CALL US NOW ON 0800 246 1509



Al-Anon And The 12 Stages

Usually, meetings start with someone reading from the 12 step program. These twelve steps are an abridged, almost verbatim, quote from the same-name program of Alcoholics Anonymous. An Al-Anon member is required to take on a sponsor who will help them work through the program and provide support when needed.
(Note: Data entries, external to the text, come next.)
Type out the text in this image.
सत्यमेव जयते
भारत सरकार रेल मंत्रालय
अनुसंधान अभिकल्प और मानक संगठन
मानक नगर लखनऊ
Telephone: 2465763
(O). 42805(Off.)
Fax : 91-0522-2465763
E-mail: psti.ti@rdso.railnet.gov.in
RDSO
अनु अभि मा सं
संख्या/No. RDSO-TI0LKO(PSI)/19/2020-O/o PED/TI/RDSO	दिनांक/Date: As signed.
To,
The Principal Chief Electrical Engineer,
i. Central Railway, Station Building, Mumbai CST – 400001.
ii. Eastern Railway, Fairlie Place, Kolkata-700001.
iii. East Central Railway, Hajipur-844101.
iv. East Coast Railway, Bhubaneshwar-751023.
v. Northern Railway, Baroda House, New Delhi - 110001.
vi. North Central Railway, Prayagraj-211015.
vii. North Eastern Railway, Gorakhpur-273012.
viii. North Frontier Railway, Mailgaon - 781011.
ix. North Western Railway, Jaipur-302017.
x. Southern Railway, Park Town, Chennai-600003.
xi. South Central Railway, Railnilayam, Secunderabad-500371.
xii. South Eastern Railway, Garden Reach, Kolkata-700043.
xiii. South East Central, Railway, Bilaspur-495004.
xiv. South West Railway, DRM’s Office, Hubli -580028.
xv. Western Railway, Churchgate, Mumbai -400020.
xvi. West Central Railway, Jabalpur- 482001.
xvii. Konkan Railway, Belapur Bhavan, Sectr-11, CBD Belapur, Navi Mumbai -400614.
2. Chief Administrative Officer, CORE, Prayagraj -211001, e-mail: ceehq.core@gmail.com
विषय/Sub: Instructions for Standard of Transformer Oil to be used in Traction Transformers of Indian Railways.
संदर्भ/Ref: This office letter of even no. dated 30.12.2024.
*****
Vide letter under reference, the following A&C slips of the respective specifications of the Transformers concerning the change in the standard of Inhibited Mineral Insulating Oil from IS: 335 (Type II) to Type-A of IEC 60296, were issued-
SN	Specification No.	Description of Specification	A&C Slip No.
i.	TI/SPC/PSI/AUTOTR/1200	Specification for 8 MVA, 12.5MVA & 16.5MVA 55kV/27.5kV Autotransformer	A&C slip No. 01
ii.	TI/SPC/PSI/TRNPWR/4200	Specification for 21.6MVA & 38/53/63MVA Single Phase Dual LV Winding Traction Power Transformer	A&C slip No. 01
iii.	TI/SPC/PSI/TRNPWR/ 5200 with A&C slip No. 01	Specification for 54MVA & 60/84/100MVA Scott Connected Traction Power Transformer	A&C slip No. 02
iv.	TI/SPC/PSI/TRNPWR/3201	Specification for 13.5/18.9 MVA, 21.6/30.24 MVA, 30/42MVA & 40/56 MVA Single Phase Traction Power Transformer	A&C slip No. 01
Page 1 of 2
These steps are

  • We admitted we were powerless over alcohol that our lives had become unmanageable.
  • Members can learn to accept alcoholism as a disease which they cannot control in others.
  • Came to believe that a Power greater than ourselves could restore us to sanity.
  • members also learn they are driving themselves crazy by trying to change or control another person.
  • When they understand they cannot do anything to change their loved one, people are now able to accept they can relax and let go for their peace of mind.
  • Made a decision to turn our will and our lives over to the care of God as we understood Him.
  • Accepting the condition and seeking help is the best way of solving it.
  • Made a searching and fearless moral inventory of ourselves.
  • Self-discovery is an essential component of the steps, and this is the start of that.
  • The group members write down a list of the instances when they may have been unfair to themselves or their significant others (for example, threats).
  • Admitted to god, to ourselves and to other human being the precise nature of our wrongs.
  • Thats a study of each listing in the group members moral inventory, which enables them to delve into each problem.
  • Were entirely ready to have God remove all these defects of character.
  • This is an important step because it comes after accepting in full that the recovery process is supported by a greater power.
  • Humbly asked Him to remove our shortcomings.
  • When they reach This point, the member can realize the part they played by judging and trying to control their loved ones which could have driven them into more drinking.
  • Made a list of all persons we had harmed, and became willing to make amends to them all.
  • Usually, making up for the wrongs done begins with oneself.
  • Most people believe they caused their loved one to start drinking.
  • They must learn to forgive and make it right for themselves.
  • Made direct amends to such people wherever possible, except when to do so would injure them or others.
  • Working on the steps of recovery and help after forgiving yourself is the next step.
  • Continued to take personal inventory and when we were wrong promptly admitted it.
  • It takes some period before you can complete the stages.
  • Slipping up is quite normal despite members already having made an inventory.
  • Step 10 identifies this is an ongoing process.
  • Sought through prayer and meditation to improve our conscious contact with God as we understood Him, praying only for knowledge of His will for us and the power to carry that out.
  • This is taking personal spiritual responsibility and surrender so as to start healing.
  • Having had a spiritual awakening as a result of these steps we tried to carry this message to others and to practice these principles in our affairs.
  • The last step is a realization that the journey of the member is not over.
  • Members are then motivated to assist other members with what they have learned.

Recognising The Higher Power

Members recognise there is a spiritual power that helps them to recover. The "higher power" or God is according to each person's perception of whom they consider Him to be. Members of all religions and beliefs are accepted at Al-Anon and none is coerced to change their beliefs.